Nancy Zimpher on A New Model for Education
SUNY, New York City (Feb. 27, 2014)
An interview by The Economist Intelligence Unit
The system change that’s most noticeable is that our business model is now upside down. It is no longer what it used to be. Public institutions expect state appropriations. They’ve been radically reduced. The cost of college for private institutions and public, as well, is going up, so we have huge issues of student debt and the cost of college.
I am reminded of President Obama and Secretary Duncan and this notion of the Iron Triangle, that we have to attend to affordability. We also have to attend to accountability, so the transparency of data and outcomes, and then the foundation of innovation, which we take to mean this massive shift to digital-enabled learning. That triangle really describes the new business model, if you will, and why the way we used to do it just isn’t working anymore.
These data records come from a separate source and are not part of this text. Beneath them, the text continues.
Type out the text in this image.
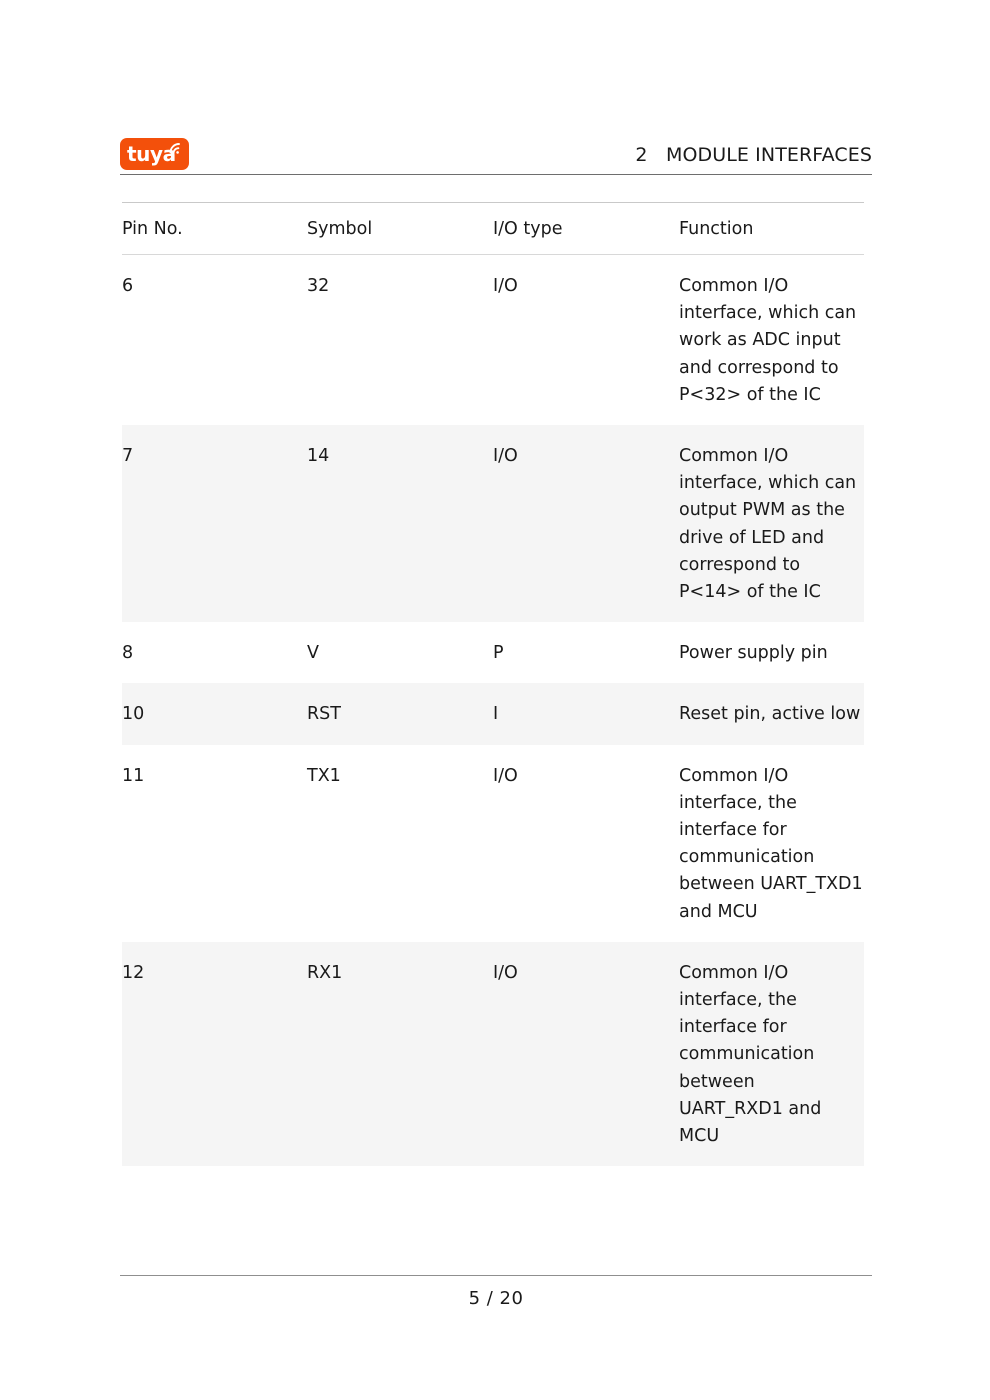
tuya	2   MODULE INTERFACES
Pin No.	Symbol	I/O type	Function
6	32	I/O	Common I/O interface, which can work as ADC input and correspond to P<32> of the IC
7	14	I/O	Common I/O interface, which can output PWM as the drive of LED and correspond to P<14> of the IC
8	V	P	Power supply pin
10	RST	I	Reset pin, active low
11	TX1	I/O	Common I/O interface, the interface for communication between UART_TXD1 and MCU
12	RX1	I/O	Common I/O interface, the interface for communication between UART_RXD1 and MCU
5 / 20
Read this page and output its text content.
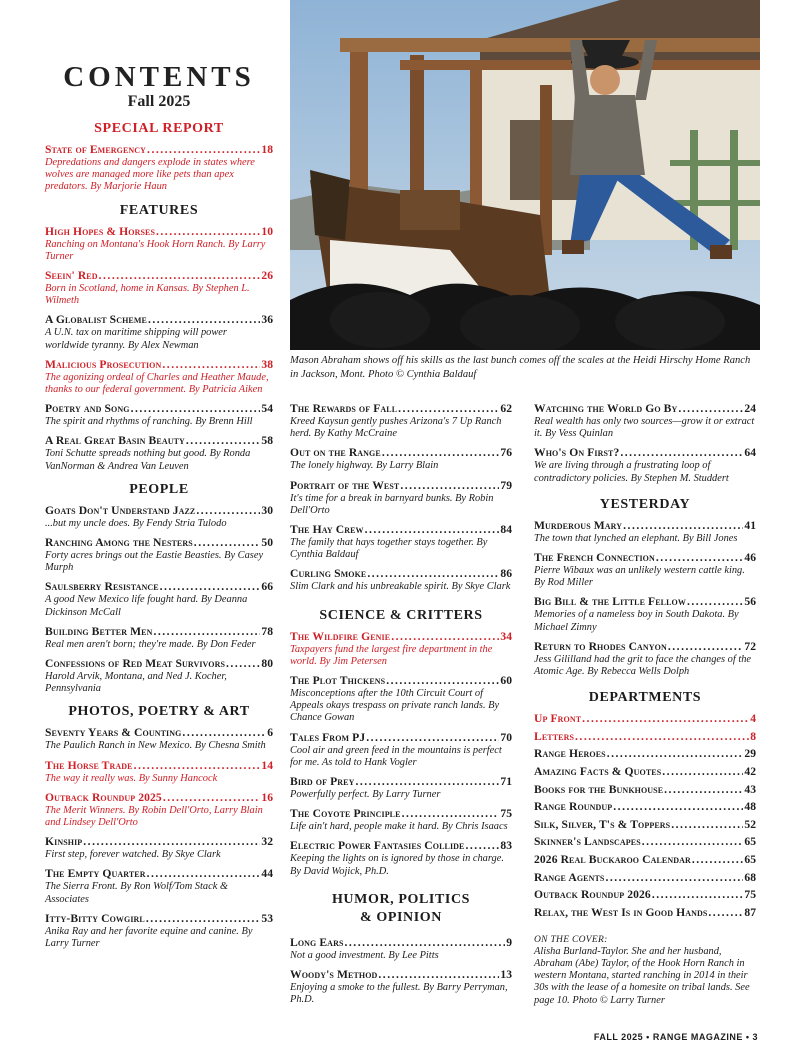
CONTENTS
Fall 2025
SPECIAL REPORT
State of Emergency .....	18
Depredations and dangers explode in states where wolves are managed more like pets than apex predators. By Marjorie Haun
FEATURES
High Hopes & Horses .....	10
Ranching on Montana's Hook Horn Ranch. By Larry Turner
Seein' Red .....	26
Born in Scotland, home in Kansas. By Stephen L. Wilmeth
A Globalist Scheme .....	36
A U.N. tax on maritime shipping will power worldwide tyranny. By Alex Newman
Malicious Prosecution .....	38
The agonizing ordeal of Charles and Heather Maude, thanks to our federal government. By Patricia Aiken
Poetry and Song .....	54
The spirit and rhythms of ranching. By Brenn Hill
A Real Great Basin Beauty .....	58
Toni Schutte spreads nothing but good. By Ronda VanNorman & Andrea Van Leuven
PEOPLE
Goats Don't Understand Jazz .....	30
...but my uncle does. By Fendy Stria Tulodo
Ranching Among the Nesters .....	50
Forty acres brings out the Eastie Beasties. By Casey Murph
Saulsberry Resistance .....	66
A good New Mexico life fought hard. By Deanna Dickinson McCall
Building Better Men .....	78
Real men aren't born; they're made. By Don Feder
Confessions of Red Meat Survivors .....	80
Harold Arvik, Montana, and Ned J. Kocher, Pennsylvania
PHOTOS, POETRY & ART
Seventy Years & Counting .....	6
The Paulich Ranch in New Mexico. By Chesna Smith
The Horse Trade .....	14
The way it really was. By Sunny Hancock
Outback Roundup 2025 .....	16
The Merit Winners. By Robin Dell'Orto, Larry Blain and Lindsey Dell'Orto
Kinship .....	32
First step, forever watched. By Skye Clark
The Empty Quarter .....	44
The Sierra Front. By Ron Wolf/Tom Stack & Associates
Itty-Bitty Cowgirl .....	53
Anika Ray and her favorite equine and canine. By Larry Turner
Mason Abraham shows off his skills as the last bunch comes off the scales at the Heidi Hirschy Home Ranch in Jackson, Mont. Photo © Cynthia Baldauf
The Rewards of Fall .....	62
Kreed Kaysun gently pushes Arizona's 7 Up Ranch herd. By Kathy McCraine
Out on the Range .....	76
The lonely highway. By Larry Blain
Portrait of the West .....	79
It's time for a break in barnyard bunks. By Robin Dell'Orto
The Hay Crew .....	84
The family that hays together stays together. By Cynthia Baldauf
Curling Smoke .....	86
Slim Clark and his unbreakable spirit. By Skye Clark
SCIENCE & CRITTERS
The Wildfire Genie .....	34
Taxpayers fund the largest fire department in the world. By Jim Petersen
The Plot Thickens .....	60
Misconceptions after the 10th Circuit Court of Appeals okays trespass on private ranch lands. By Chance Gowan
Tales From PJ .....	70
Cool air and green feed in the mountains is perfect for me. As told to Hank Vogler
Bird of Prey .....	71
Powerfully perfect. By Larry Turner
The Coyote Principle .....	75
Life ain't hard, people make it hard. By Chris Isaacs
Electric Power Fantasies Collide .....	83
Keeping the lights on is ignored by those in charge. By David Wojick, Ph.D.
HUMOR, POLITICS
& OPINION
Long Ears .....	9
Not a good investment. By Lee Pitts
Woody's Method .....	13
Enjoying a smoke to the fullest. By Barry Perryman, Ph.D.
Watching the World Go By .....	24
Real wealth has only two sources—grow it or extract it. By Vess Quinlan
Who's On First? .....	64
We are living through a frustrating loop of contradictory policies. By Stephen M. Studdert
YESTERDAY
Murderous Mary .....	41
The town that lynched an elephant. By Bill Jones
The French Connection .....	46
Pierre Wibaux was an unlikely western cattle king. By Rod Miller
Big Bill & the Little Fellow .....	56
Memories of a nameless boy in South Dakota. By Michael Zimny
Return to Rhodes Canyon .....	72
Jess Gililland had the grit to face the changes of the Atomic Age. By Rebecca Wells Dolph
DEPARTMENTS
Up Front .....	4
Letters .....	8
Range Heroes .....	29
Amazing Facts & Quotes .....	42
Books for the Bunkhouse .....	43
Range Roundup .....	48
Silk, Silver, T's & Toppers .....	52
Skinner's Landscapes .....	65
2026 Real Buckaroo Calendar .....	65
Range Agents .....	68
Outback Roundup 2026 .....	75
Relax, the West Is in Good Hands .....	87
ON THE COVER:
Alisha Burland-Taylor. She and her husband, Abraham (Abe) Taylor, of the Hook Horn Ranch in western Montana, started ranching in 2014 in their 30s with the lease of a homesite on tribal lands. See page 10. Photo © Larry Turner
FALL 2025 • RANGE MAGAZINE • 3
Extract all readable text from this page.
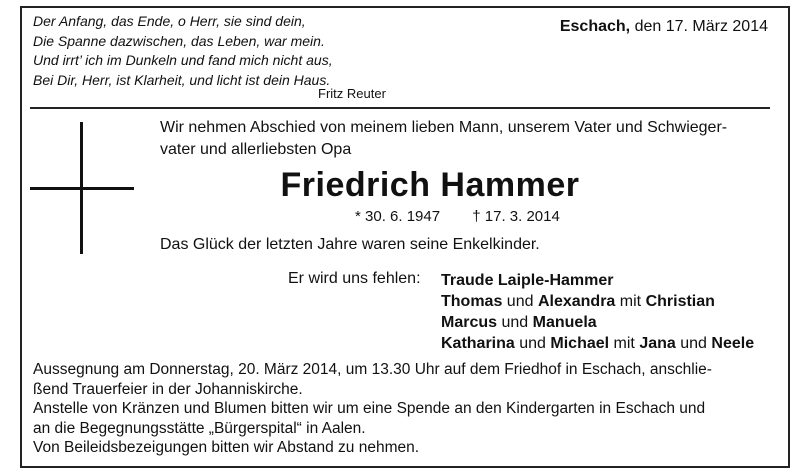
Der Anfang, das Ende, o Herr, sie sind dein,
Die Spanne dazwischen, das Leben, war mein.
Und irrt’ ich im Dunkeln und fand mich nicht aus,
Bei Dir, Herr, ist Klarheit, und licht ist dein Haus.
Fritz Reuter
Eschach, den 17. März 2014
Wir nehmen Abschied von meinem lieben Mann, unserem Vater und Schwieger-
vater und allerliebsten Opa
Friedrich Hammer
* 30. 6. 1947 † 17. 3. 2014
Das Glück der letzten Jahre waren seine Enkelkinder.
Er wird uns fehlen: Traude Laiple-Hammer
Thomas und Alexandra mit Christian
Marcus und Manuela
Katharina und Michael mit Jana und Neele
Aussegnung am Donnerstag, 20. März 2014, um 13.30 Uhr auf dem Friedhof in Eschach, anschlie-
ßend Trauerfeier in der Johanniskirche.
Anstelle von Kränzen und Blumen bitten wir um eine Spende an den Kindergarten in Eschach und
an die Begegnungsstätte „Bürgerspital“ in Aalen.
Von Beileidsbezeigungen bitten wir Abstand zu nehmen.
Open SUNY: Expanding Education
I think we’ve all gotten our arms around this notion of disruptive innovation, and I think digital is at the top of the list. Open SUNY is the State University of New York’s effort to deliver a broader base of instruction, courses and degree programs online, exclusively online, or online or on campus, to as many students – college-age and adult – as possible, to make sure that students and adults are ready for the work force of today and tomorrow. So we’re really focusing on online programs in high-demand fields, because we know the outcome is you’ll get a job.
We think that we can shorten not only the time to degree but the cost of college for our students, so that’s part of our business model. We think we can grow our enrollments, and we have state appropriation based on our enrollments, and we think that online learning is a way to get more students to completion.
The inspiration for Open SUNY was to expand, to the largest degree possible, our digital delivery system for teaching and learning. We now have six campuses offering eight online degree programs that carry the characteristics of a tutoring support system, internships and applied learning, assessment for prior learning experience, and hopefully a shortened time to degree. We will, over the next three years, serve approximately 100,000 new students at SUNY.
New Systems for Teaching and Learning
I think there’s a fundamental worry on everybody’s part that what’s been working for us in the teacher-to-student relationship and the faculty professor-to-student will somehow be damaged, or will go into default. In the digital world, you present a lesson, as a faculty member, and you find out instantly what the students’ questions are, what they’re not understanding. In the digital world, you present a lesson, as a faculty member, and you find out instantly what the students’ questions are, what they’re not understanding.
The Future of Education
When I think about presidents and chancellors who are going to take these pretty complex positions going forward, I think the vision they have to carry into the job is really societal need. I would hope for every new leader in our sector, they would come with a commitment to solving those societal challenges, and that’s exactly what we’re able to do in this digital age. I would say, on the horizon is this massive expectation that we are going to educate more people, we’re going to educate a much more diverse population, a global population. And it’s time. It’s high time. We’ve done this pretty much the same way for, not decades but centuries, and I think the door opened by the digital revolution is opening us to a whole new clientele that’s really going to change the profile of higher education for the better.